~ By Meredith Schorr
Long before I ever thought about writing a chick-lit book, I was addicted to reading them. The first chick-lit book I read, and the one I hold responsible for my subsequent insatiable appetite for more, was Watermelon, by Marian Keyes. During the scene where Claire exercised on the stair climber while drunk off her ‘arse’, I laughed my own ‘arse’ off. I found the scene especially humorous since, at the time, I owned a stair climber and my closest guy friend joked that I probably exercised while holding a bottle of beer. For the record, I never did that but I digress…
Since then, I have read almost all of Keye’s other books, the Shopaholic Series and everything else written by Sophie Kinsella, all five of Emily Giffin’s novels, and most books by Jennifer Weiner and Jane Green. I am always on the look-out for up and coming authors in the genre or to discover an oldie but goodie and, when at a book-store, I find it almost impossible to not reach for any and all books with a pastel cover. While I know taste in books, like most things, is subjective, many of my friends share my love of chick-lit so, when I was told “chick-lit is dead” and “chick-lit doesn’t sell”, I asked myself the following questions, “Huh?”, “Why?” and “Says who?”
Well, apparently, says agents and editors representing most of New York’s biggest literary agencies and publishing houses.
As the organizer of a book-club on www.meetup.com dedicated specifically to chick-lit, I respectfully disagree.

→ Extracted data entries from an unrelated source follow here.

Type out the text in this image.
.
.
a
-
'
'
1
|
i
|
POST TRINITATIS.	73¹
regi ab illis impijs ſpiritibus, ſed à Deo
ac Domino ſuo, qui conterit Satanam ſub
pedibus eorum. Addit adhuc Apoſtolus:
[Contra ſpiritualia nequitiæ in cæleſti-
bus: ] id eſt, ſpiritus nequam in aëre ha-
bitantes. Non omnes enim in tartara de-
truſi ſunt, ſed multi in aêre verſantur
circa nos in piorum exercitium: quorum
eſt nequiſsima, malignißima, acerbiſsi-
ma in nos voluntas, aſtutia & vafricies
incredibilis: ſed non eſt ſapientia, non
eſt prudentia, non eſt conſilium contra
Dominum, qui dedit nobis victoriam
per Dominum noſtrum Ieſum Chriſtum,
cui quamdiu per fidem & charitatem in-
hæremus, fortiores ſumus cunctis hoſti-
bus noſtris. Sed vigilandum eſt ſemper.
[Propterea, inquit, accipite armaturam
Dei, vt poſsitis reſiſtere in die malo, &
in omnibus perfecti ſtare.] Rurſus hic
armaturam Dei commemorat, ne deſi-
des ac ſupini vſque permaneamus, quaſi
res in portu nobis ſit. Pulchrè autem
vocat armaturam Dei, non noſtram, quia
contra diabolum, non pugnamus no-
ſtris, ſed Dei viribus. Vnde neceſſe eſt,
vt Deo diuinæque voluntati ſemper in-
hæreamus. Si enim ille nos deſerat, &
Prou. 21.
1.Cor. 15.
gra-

My book-club is comprised of over 300 members and new people are joining on a regular basis.
Here’s what some of the members had to say about chick-lit:
“I have an addiction to chick lit and soap operas”; “I love chic-lit and have been wanting to join a book club, looking forward to this event”; “I love to read chick-lit, so this seems like a great way to meet new people by reading books that I probably would have read anyway :)”; “Yay for chick lit!!!”; “I thought I was the only person in the world who thought chick lit is deep enough for discussions. I am super glad that I found a bunch of women who think the same”; “I love to read and Chic Lit is my favorite”; “Looking forward to meeting other fellow chick lit fans!”; “I love a good chick lit book and would also love to discuss them with others who enjoy them too!”; “I love reading, especially chick lit!” “I am the self-proclaimed queen of chick-lit”; “I’ve recently started reading chick lit and LOVE it!!!”; “I love to read chick lit, basically it is all I ever read now.”; I love NY and reading chick lit”; “I unabashedly admit to absolutely loving Chick Lit and look forward to discussing them with others”; “I love to read and have been wanting to join a book club for some time. I love that this is focused on chic lit.”
Among the members of my book-club, some are attorneys, others are medical students, at least one is an actuary and many are accountants. They told me they read chick-lit because it makes them laugh and after a day with their nose to the grindstone, standing before a judge in court, diagnosing serious illnesses or working on complex tax issues, they want to read something funny. Many of the members have lost their jobs as a result of the economy and they read chick-lit to escape the stress of rent checks, student loan payments and credit card bills. But from the workaholics to the unemployed and everyone in between, we all agree on this – we love chick-lit. We love the quick wit, fast pacing and, of course, the attitude. Personally, I like reading about characters who feel like friends because their struggles are similar to my own or those of my friends – only with snappier dialog and the inevitable happy ending. When I finish a good chick-lit book, I feel warm and fuzzy inside and I like it!
Many members of my book-club have complained that some of their favorite authors are no longer writing light, fun reads and have opted for my serious women’s fiction. They miss the Jane Green of Jemima J; the Jennifer Weiner of Good in Bed; and the Emily Giffin of Something Borrowed. Many authors write deeper women’s fiction and there is certainly an audience for it. I am not suggesting New York stop publishing these books. But there are countless others who prefer fun, “light” reading and we want to see new books on the shelves too!
My book-club (and the multiple other chick-lit book-clubs on www.meetup.com alone) is proof positive that chick-lit is not dead. To the contrary, it is alive and kicking and I dare (make that double-dog dare) New York to publish more and watch them fly off the shelves.
Meredith Schorr lives in New York City and works as a trademark paralegal at a prestigious law firm. In addition to writing humorous women’s fiction novels, her passions include running, spending time with friends and family and rooting for the New York Yankees. Meredith is a member of Romance Writers of America and Chick Lit Writers of The World.